“`html
DEVA Partisi Genel Başkan Yardımcısı Mehmet Emin Ekmen, terör örgütü PKK lideri Abdullah Öcalan’ın örgüte silah bırakma çağrısı ile ilgili sürece dair önemli değerlendirmelerde bulundu. Ekmen, bu sürecin Türkiye’nin siyasi hayatında önemli gelişmelere öncülük edeceğini, terörün sona ermesiyle demokratik siyasi hayatın güçleneceğini vurguladı. Bu bağlamda, Öcalan’ın devlete vekalet bıraktığını iddia eden Ekmen, 2023 Temmuz’undan bu yana ABD ve İngiltere’nin içinde bulunduğu bir sürecin Kandil, Suriye ve İmralı’da yürütüldüğünü belirtti. Ekmen, sürecin kamuoyuna nasıl sunulacağı konusunda bir iletişim modeline karar verildiğini ifade ederek, ‘Bu iş Bahçeli olmadan olmaz’ yaklaşımının öne çıktığını belirtti.
Ekmen, Erdoğan ve Bahçeli’nin bu süreçte pazarlık olmadığını söylemelerine rağmen aslında birçok konuşmada demokratikleşme üzerine ifade edilenlerin boşuna olmadığını düşündüğünü ifade etti. Örgütün feshedilmesi durumunda, güçlü mesajlar verileceğinin altını çizen Ekmen, Türkiye’nin hukuksuzluğa doğru kaydığını iddia etti. Hukuk düzeninin artık bir lütuf düzenine dönüştüğünü savunan Ekmen, bu süreçte bir bireyin hukuk sisteminde ne kadar zayıf durumda olduğunu ve bununla birlikte devlete merhamet duygusu ile yaklaşmanın sonuçlarını anlattı.
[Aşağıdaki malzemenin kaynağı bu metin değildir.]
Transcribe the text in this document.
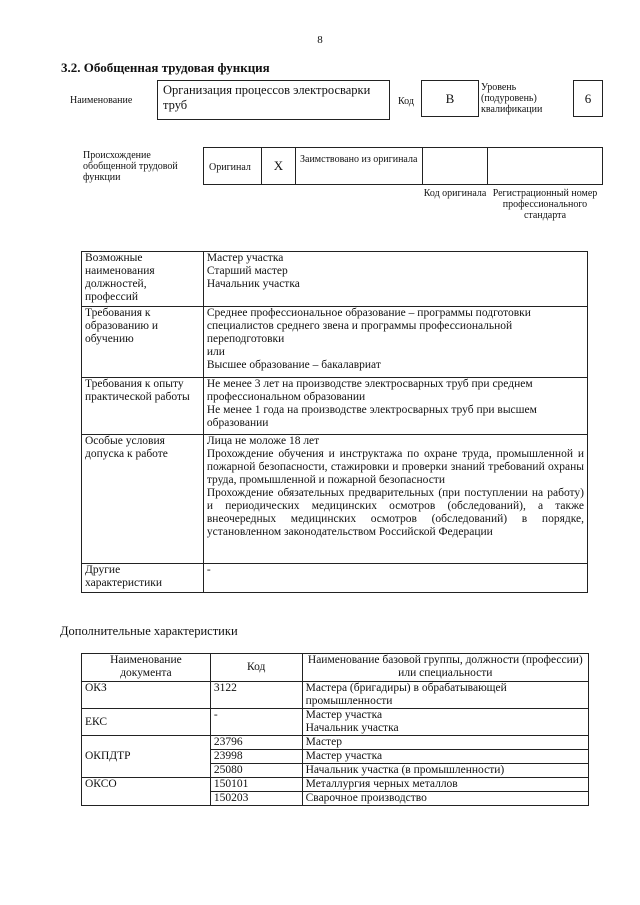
8
3.2. Обобщенная трудовая функция
Наименование
Организация процессов электросварки труб	Код	B
Уровень (подуровень) квалификации
6
Происхождение обобщенной трудовой функции
Оригинал	X	Заимствовано из оригинала
Код оригинала Регистрационный номер профессионального стандарта
Возможные наименования должностей, профессий	Мастер участка
Старший мастер
Начальник участка

Требования к образованию и обучению	Среднее профессиональное образование – программы подготовки специалистов среднего звена и программы профессиональной переподготовки
или
Высшее образование – бакалавриат

Требования к опыту практической работы	Не менее 3 лет на производстве электросварных труб при среднем профессиональном образовании
Не менее 1 года на производстве электросварных труб при высшем образовании

Особые условия допуска к работе	Лица не моложе 18 лет
Прохождение обучения и инструктажа по охране труда, промышленной и пожарной безопасности, стажировки и проверки знаний требований охраны труда, промышленной и пожарной безопасности
Прохождение обязательных предварительных (при поступлении на работу) и периодических медицинских осмотров (обследований), а также внеочередных медицинских осмотров (обследований) в порядке, установленном законодательством Российской Федерации

Другие характеристики	-
Дополнительные характеристики
Наименование документа	Код	Наименование базовой группы, должности (профессии) или специальности
ОКЗ	3122	Мастера (бригадиры) в обрабатывающей промышленности
ЕКС	-	Мастер участка
Начальник участка

ОКПДТР	23796	Мастер
	23998	Мастер участка
	25080	Начальник участка (в промышленности)
ОКСО	150101	Металлургия черных металлов
	150203	Сварочное производство
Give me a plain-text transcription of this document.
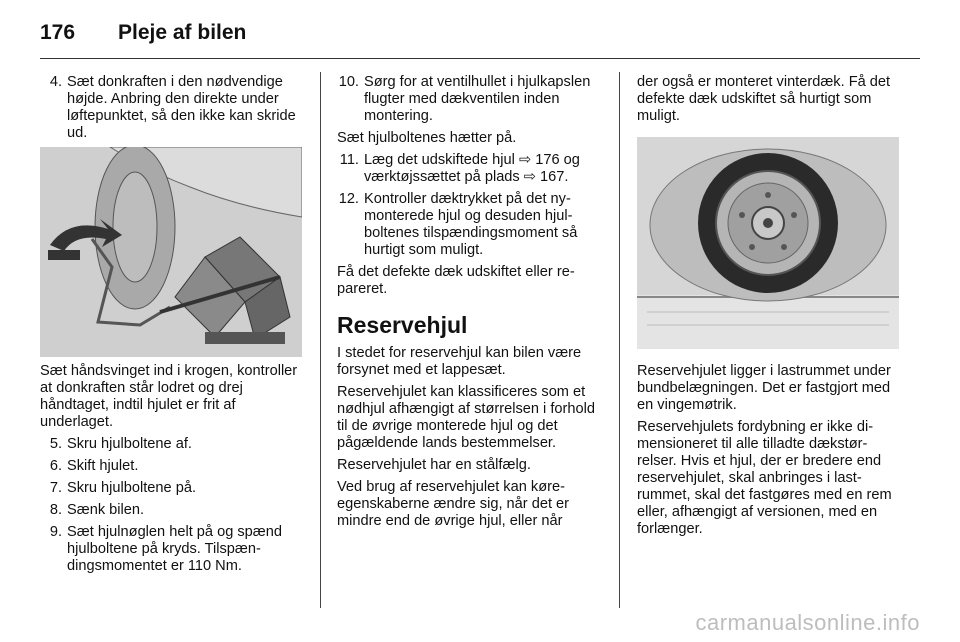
176	Pleje af bilen
4. Sæt donkraften i den nødvendige højde. Anbring den direkte under løftepunktet, så den ikke kan skride ud.

Sæt håndsvinget ind i krogen, kontroller at donkraften står lodret og drej håndtaget, indtil hjulet er frit af underlaget.

5. Skru hjulboltene af.
6. Skift hjulet.
7. Skru hjulboltene på.
8. Sænk bilen.
9. Sæt hjulnøglen helt på og spænd hjulboltene på kryds. Tilspændingsmomentet er 110 Nm.
10. Sørg for at ventilhullet i hjulkapslen flugter med dækventilen inden montering.

Sæt hjulboltenes hætter på.

11. Læg det udskiftede hjul ⇨ 176 og værktøjssættet på plads ⇨ 167.
12. Kontroller dæktrykket på det nymonterede hjul og desuden hjulboltenes tilspændingsmoment så hurtigt som muligt.

Få det defekte dæk udskiftet eller repareret.

Reservehjul

I stedet for reservehjul kan bilen være forsynet med et lappesæt.

Reservehjulet kan klassificeres som et nødhjul afhængigt af størrelsen i forhold til de øvrige monterede hjul og det pågældende lands bestemmelser.

Reservehjulet har en stålfælg.

Ved brug af reservehjulet kan køreegenskaberne ændre sig, når det er mindre end de øvrige hjul, eller når

der også er monteret vinterdæk. Få det defekte dæk udskiftet så hurtigt som muligt.

Reservehjulet ligger i lastrummet under bundbelægningen. Det er fastgjort med en vingemøtrik.

Reservehjulets fordybning er ikke dimensioneret til alle tilladte dækstørrelser. Hvis et hjul, der er bredere end reservehjulet, skal anbringes i lastrummet, skal det fastgøres med en rem eller, afhængigt af versionen, med en forlænger.

carmanualsonline.info
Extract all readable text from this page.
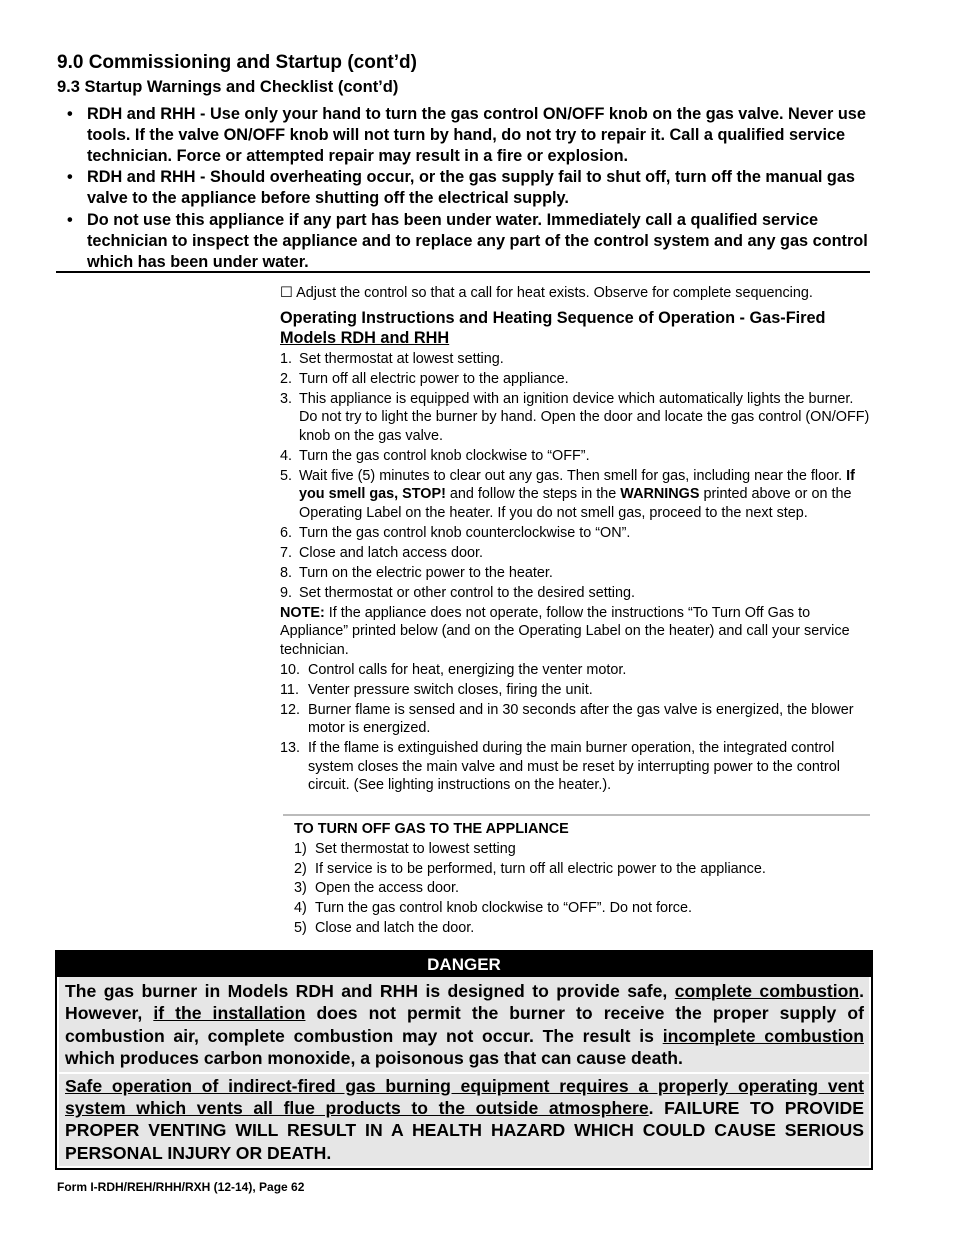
9.0 Commissioning and Startup (cont’d)
9.3 Startup Warnings and Checklist (cont’d)
• RDH and RHH - Use only your hand to turn the gas control ON/OFF knob on the gas valve. Never use tools. If the valve ON/OFF knob will not turn by hand, do not try to repair it. Call a qualified service technician. Force or attempted repair may result in a fire or explosion.
• RDH and RHH - Should overheating occur, or the gas supply fail to shut off, turn off the manual gas valve to the appliance before shutting off the electrical supply.
• Do not use this appliance if any part has been under water. Immediately call a qualified service technician to inspect the appliance and to replace any part of the control system and any gas control which has been under water.

☐ Adjust the control so that a call for heat exists. Observe for complete sequencing.

Operating Instructions and Heating Sequence of Operation - Gas-Fired
Models RDH and RHH

1. Set thermostat at lowest setting.
2. Turn off all electric power to the appliance.
3. This appliance is equipped with an ignition device which automatically lights the burner. Do not try to light the burner by hand. Open the door and locate the gas control (ON/OFF) knob on the gas valve.
4. Turn the gas control knob clockwise to “OFF”.
5. Wait five (5) minutes to clear out any gas. Then smell for gas, including near the floor. If you smell gas, STOP! and follow the steps in the WARNINGS printed above or on the Operating Label on the heater. If you do not smell gas, proceed to the next step.
6. Turn the gas control knob counterclockwise to “ON”.
7. Close and latch access door.
8. Turn on the electric power to the heater.
9. Set thermostat or other control to the desired setting.

NOTE: If the appliance does not operate, follow the instructions “To Turn Off Gas to Appliance” printed below (and on the Operating Label on the heater) and call your service technician.

10. Control calls for heat, energizing the venter motor.
11. Venter pressure switch closes, firing the unit.
12. Burner flame is sensed and in 30 seconds after the gas valve is energized, the blower motor is energized.
13. If the flame is extinguished during the main burner operation, the integrated control system closes the main valve and must be reset by interrupting power to the control circuit. (See lighting instructions on the heater.).

TO TURN OFF GAS TO THE APPLIANCE

1) Set thermostat to lowest setting
2) If service is to be performed, turn off all electric power to the appliance.
3) Open the access door.
4) Turn the gas control knob clockwise to “OFF”. Do not force.
5) Close and latch the door.
DANGER
The gas burner in Models RDH and RHH is designed to provide safe, complete combustion. However, if the installation does not permit the burner to receive the proper supply of combustion air, complete combustion may not occur. The result is incomplete combustion which produces carbon monoxide, a poisonous gas that can cause death.
Safe operation of indirect-fired gas burning equipment requires a properly operating vent system which vents all flue products to the outside atmosphere. FAILURE TO PROVIDE PROPER VENTING WILL RESULT IN A HEALTH HAZARD WHICH COULD CAUSE SERIOUS PERSONAL INJURY OR DEATH.
Form I-RDH/REH/RHH/RXH (12-14), Page 62
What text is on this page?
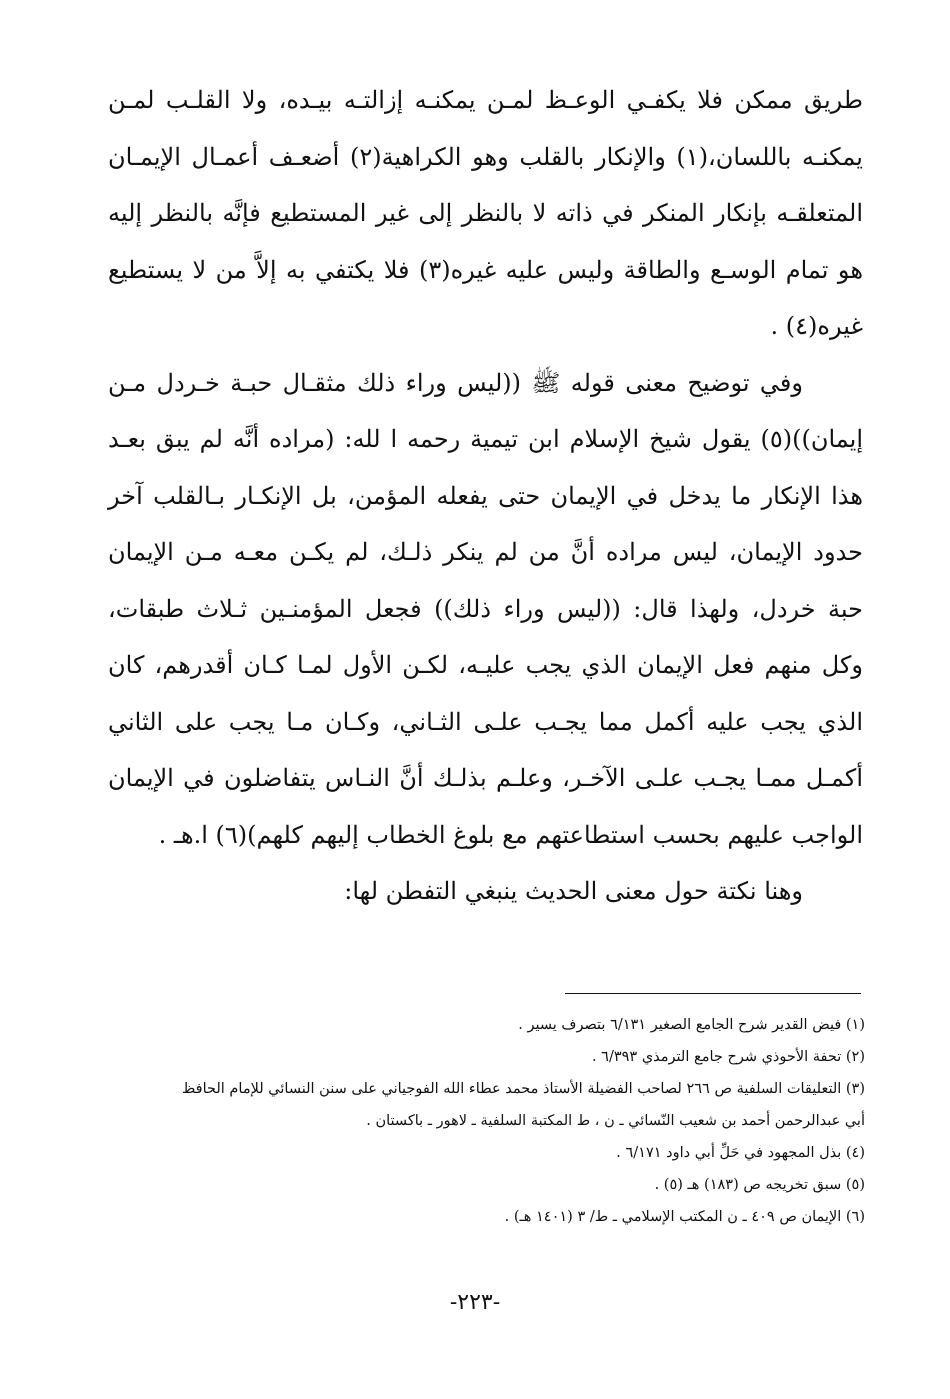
طريق ممكن فلا يكفـي الوعـظ لمـن يمكنـه إزالتـه بيـده، ولا القلـب لمـن يمكنـه باللسان،(١) والإنكار بالقلب وهو الكراهية(٢) أضعـف أعمـال الإيمـان المتعلقـه بإنكار المنكر في ذاته لا بالنظر إلى غير المستطيع فإنَّه بالنظر إليه هو تمام الوسـع والطاقة وليس عليه غيره(٣) فلا يكتفي به إلاَّ من لا يستطيع غيره(٤) .

وفي توضيح معنى قوله ﷺ ((ليس وراء ذلك مثقـال حبـة خـردل مـن إيمان))(٥) يقول شيخ الإسلام ابن تيمية رحمه ا لله: (مراده أنَّه لم يبق بعـد هذا الإنكار ما يدخل في الإيمان حتى يفعله المؤمن، بل الإنكـار بـالقلب آخر حدود الإيمان، ليس مراده أنَّ من لم ينكر ذلـك، لم يكـن معـه مـن الإيمان حبة خردل، ولهذا قال: ((ليس وراء ذلك)) فجعل المؤمنـين ثـلاث طبقات، وكل منهم فعل الإيمان الذي يجب عليـه، لكـن الأول لمـا كـان أقدرهم، كان الذي يجب عليه أكمل مما يجـب علـى الثـاني، وكـان مـا يجب على الثاني أكمـل ممـا يجـب علـى الآخـر، وعلـم بذلـك أنَّ النـاس يتفاضلون في الإيمان الواجب عليهم بحسب استطاعتهم مع بلوغ الخطاب إليهم كلهم)(٦) ا.هـ .

وهنا نكتة حول معنى الحديث ينبغي التفطن لها:

(١) فيض القدير شرح الجامع الصغير ٦/١٣١ بتصرف يسير .

(٢) تحفة الأحوذي شرح جامع الترمذي ٦/٣٩٣ .

(٣) التعليقات السلفية ص ٢٦٦ لصاحب الفضيلة الأستاذ محمد عطاء الله الفوجياني على سنن النسائي للإمام الحافظ

أبي عبدالرحمن أحمد بن شعيب النّسائي ـ ن ، ط المكتبة السلفية ـ لاهور ـ باكستان .

(٤) بذل المجهود في حَلِّ أبي داود ٦/١٧١ .

(٥) سبق تخريجه ص (١٨٣) هـ (٥) .

(٦) الإيمان ص ٤٠٩ ـ ن المكتب الإسلامي ـ ط/ ٣ (١٤٠١ هـ) .

-٢٢٣-
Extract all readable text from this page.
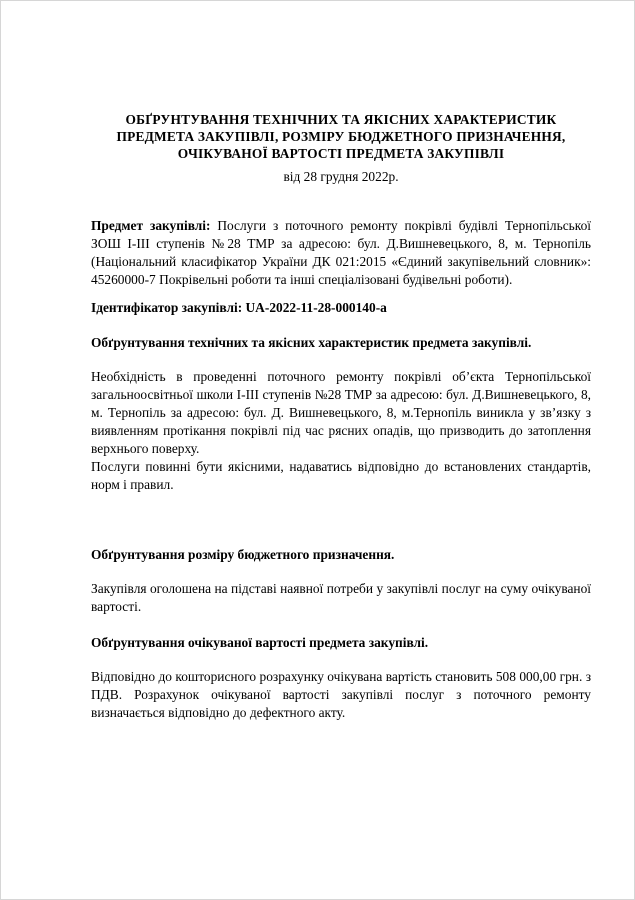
ОБҐРУНТУВАННЯ ТЕХНІЧНИХ ТА ЯКІСНИХ ХАРАКТЕРИСТИК ПРЕДМЕТА ЗАКУПІВЛІ, РОЗМІРУ БЮДЖЕТНОГО ПРИЗНАЧЕННЯ, ОЧІКУВАНОЇ ВАРТОСТІ ПРЕДМЕТА ЗАКУПІВЛІ
від 28 грудня 2022р.

Предмет закупівлі: Послуги з поточного ремонту покрівлі будівлі Тернопільської ЗОШ І-ІІІ ступенів №28 ТМР за адресою: бул. Д.Вишневецького, 8, м. Тернопіль (Національний класифікатор України ДК 021:2015 «Єдиний закупівельний словник»: 45260000-7 Покрівельні роботи та інші спеціалізовані будівельні роботи).

Ідентифікатор закупівлі: UA-2022-11-28-000140-a

Обґрунтування технічних та якісних характеристик предмета закупівлі.

Необхідність в проведенні поточного ремонту покрівлі об’єкта Тернопільської загальноосвітньої школи І-ІІІ ступенів №28 ТМР за адресою: бул. Д.Вишневецького, 8, м. Тернопіль за адресою: бул. Д. Вишневецького, 8, м.Тернопіль виникла у зв’язку з виявленням протікання покрівлі під час рясних опадів, що призводить до затоплення верхнього поверху.

Послуги повинні бути якісними, надаватись відповідно до встановлених стандартів, норм і правил.

Обґрунтування розміру бюджетного призначення.

Закупівля оголошена на підставі наявної потреби у закупівлі послуг на суму очікуваної вартості.

Обґрунтування очікуваної вартості предмета закупівлі.

Відповідно до кошторисного розрахунку очікувана вартість становить 508 000,00 грн. з ПДВ. Розрахунок очікуваної вартості закупівлі послуг з поточного ремонту визначається відповідно до дефектного акту.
Ekmen, boykot hakkının Anayasa ve uluslararası belgelerde yer alan siyasetin bir tepkisi olduğunu belirtti. Boykotun, tarih boyunca paradigmayı değiştiren bir yöntem olduğunu söyleyen Ekmen, özellikle son on yılda toplumun hukuk yoluyla dizayn edilmesi ve yaşanan ekonomik çöküşün etkileriyle karşı karşıya kalındığını vurguladı. Medya boykotunun sebebini tek tip medya yönetimi üzerinden açıklayan Ekmen, bunun geniş kitlelerden kabul gördüğünü ancak toplumsal enerjinin yönetilmesinin önemine değindi. Aksi takdirde, bu enerjinin marjinal grupların kontrolüne geçmesinin Türkiye için olumsuz sonuçlar doğurabileceğini belirtti.
Buna ek olarak, Ekmen, muhalefetin toplumdaki meşruiyet algısını zedelemeden bu durumu yönetmesi gerektiğini ifade etti. Boykot çağrılarının kriminalize edilmesinin yanlış olduğunu savunan Ekmen, geçmişte de benzer markaların boykot edildiğini hatırlattı. Örneğin, bazı ürünlerin yıllarca boykot edildiği ve bu boykotların ekonomik sonuçlar doğurduğu anlatıldı.
Ekmen, iktidarın boykot çağrılarına karşı dikkatli olması gerektiğini belirtti ve bunun sonucunda ortaya çıkacak katılım seviyesine göre iktidarın ve muhalefetin kendi yanlışlarını değerlendirmesi gerektiğini ifade etti. AK Parti’nin durumunu, sivil ve sosyal zeminlerden koparak devlet aygıtının bir parçası haline gelmesi ile değerlendiren Ekmen, vatandaşların hukuk güvenliği talep etmesinin önemini vurguladı. Yargının bir silah gibi kullanılmaması gerektiğini, bu durumun sadece iktidar için değil, tüm toplum için geçerli olduğunu söyledi.
Son olarak, sosyal ve hukuksal yapıdaki adaletsizlikler karşısında toplumun hak arayışlarının önemli olduğuna dikkat çeken Ekmen, bu konularda iktidarın alması gereken dersler olduğunu belirtti. Toplumun adalete olan inancının yeniden tesis edilmesi gerektiğini ifade etti.